Implementing Lean Software DevelopmentWhen a customer ask you for a feature, how long does it take until they get it (calendar time)? While implementing it, how much effective time have you spent on the feature? The difference between calendar time and implementation time is waste (since waiting makes your customer unhappy). This waste can be analyzed using Value Stream Mapping (example). Typical things that takes time for no good reason is waiting for approval (solution: approve within 24h instead of in the bi-weekly meeting) and long fixed releases. I have come across really long release cycles in previous work places and when talking to friends at other companies. (Half a year, a year is not unusual, which should be contrasted with the book’s claim that Toyota developed and released the Prius within a year and a half!). The solution is to release and/or deploy more often. In order to do this, we need a relentless focus on quality (= no bugs).

According to the book, having bugs in a bug tracking system is waste. Software with bugs in it is not finished work, and piling up unfinished work is waste (since it cannot be released to your customer until it’s finished). Also, someone has taken the time to enter the information, and someone must look at it to resolve the bug. Meanwhile, someone else might stumble across the same bug. All this takes time. Lean software development says you should solve the bugs right now. In order to make changes to solve the bug right away, you need tests to make sure you don’t break something else. Good quality software starts with rigorous and automated tests on acceptance and unit level (see my previous posts: test-driven development done right and edge-to-edge unit tests). Reducing the extra work from bugs will free up resources to implement new features.
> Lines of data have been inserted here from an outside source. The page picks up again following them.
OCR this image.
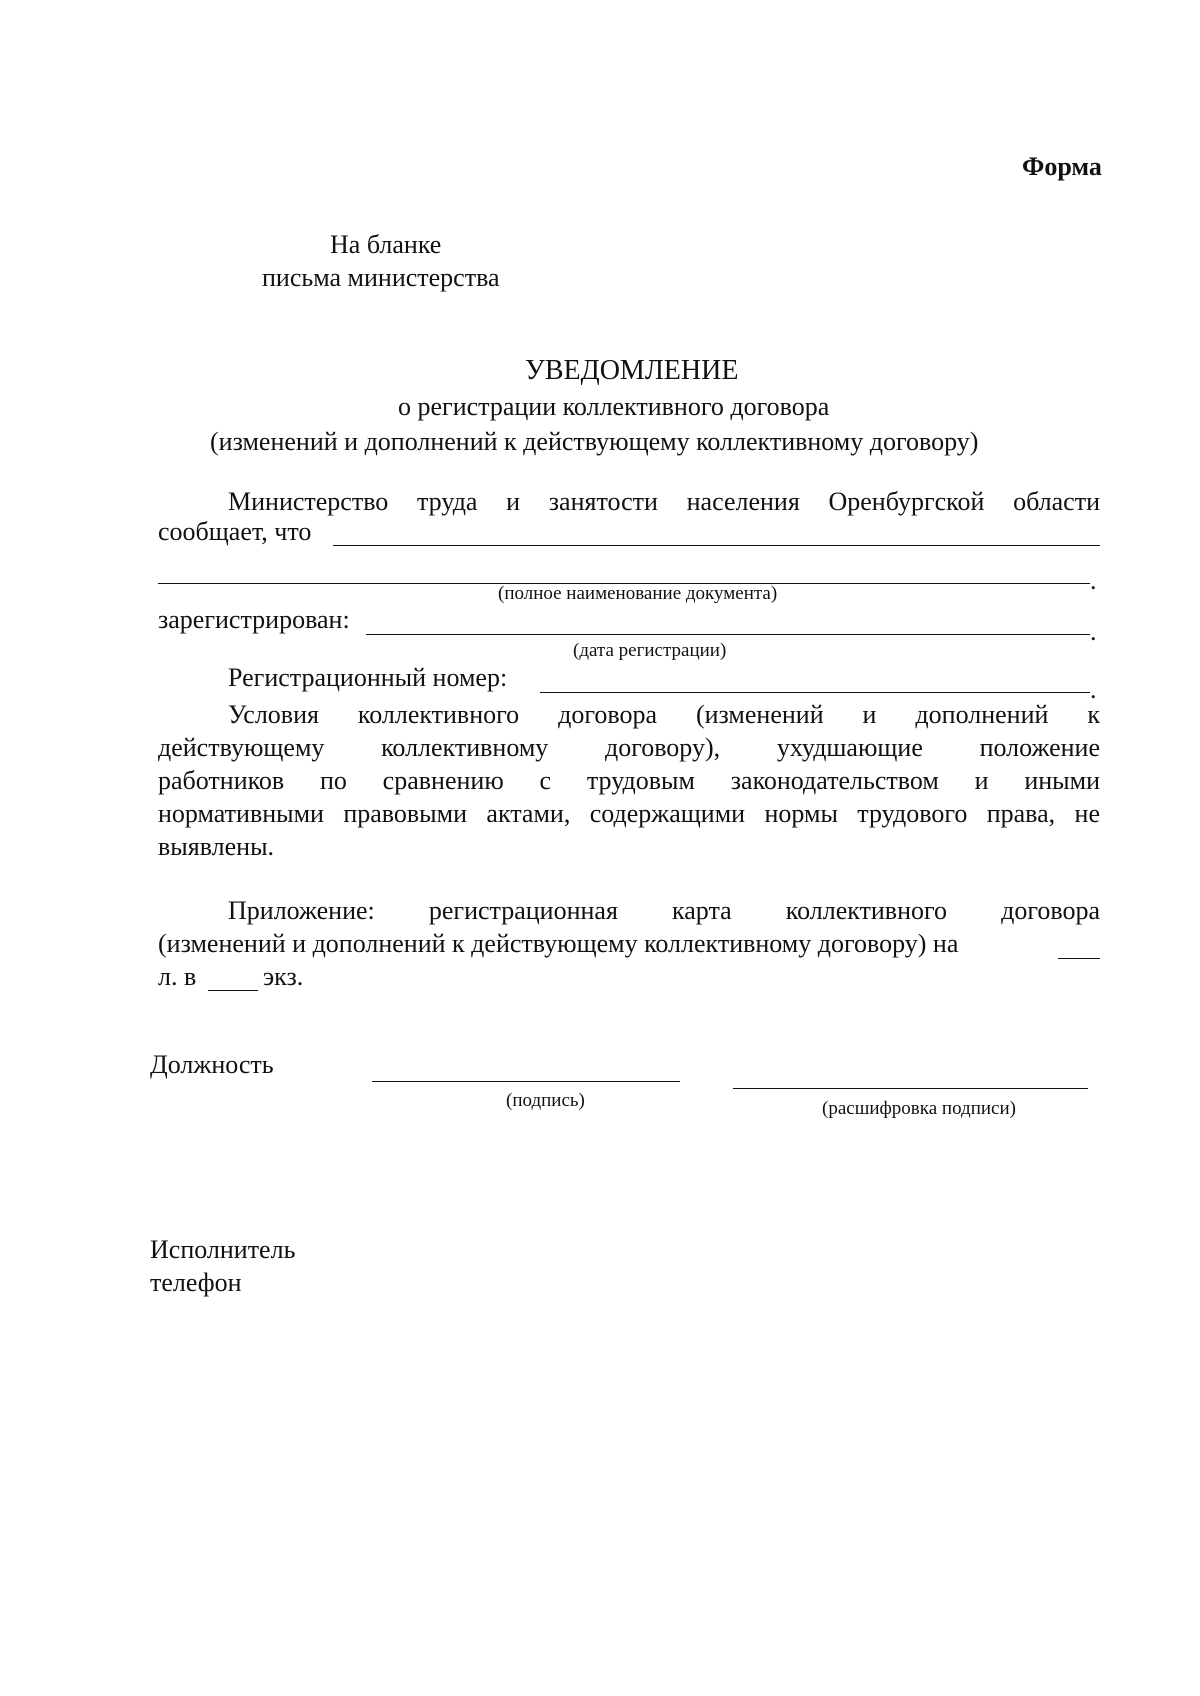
Форма
На бланке
письма министерства
УВЕДОМЛЕНИЕ
о регистрации коллективного договора
(изменений и дополнений к действующему коллективному договору)
Министерство труда и занятости населения Оренбургской области
сообщает, что
.
(полное наименование документа)
зарегистрирован:	.
(дата регистрации)
Регистрационный номер:	.
Условия коллективного договора (изменений и дополнений к
действующему коллективному договору), ухудшающие положение
работников по сравнению с трудовым законодательством и иными
нормативными правовыми актами, содержащими нормы трудового права, не
выявлены.
Приложение: регистрационная карта коллективного договора
(изменений и дополнений к действующему коллективному договору) на
л. в	экз.
Должность
(подпись)	(расшифровка подписи)
Исполнитель
телефон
Lean software development is about continuous improvements. Every day, we should ask questions like: How do I make my customer happier? How do I reduce waste in order to release faster? But who should answer these questions and implement the improvements? Lean says it’s the people closest to the problems. Inevitably, in software development, it will be the programmers! I think this is the most appealing part of the contents of the book.

This is a fantastic book and I am sure I will read it again pretty soon. Read it!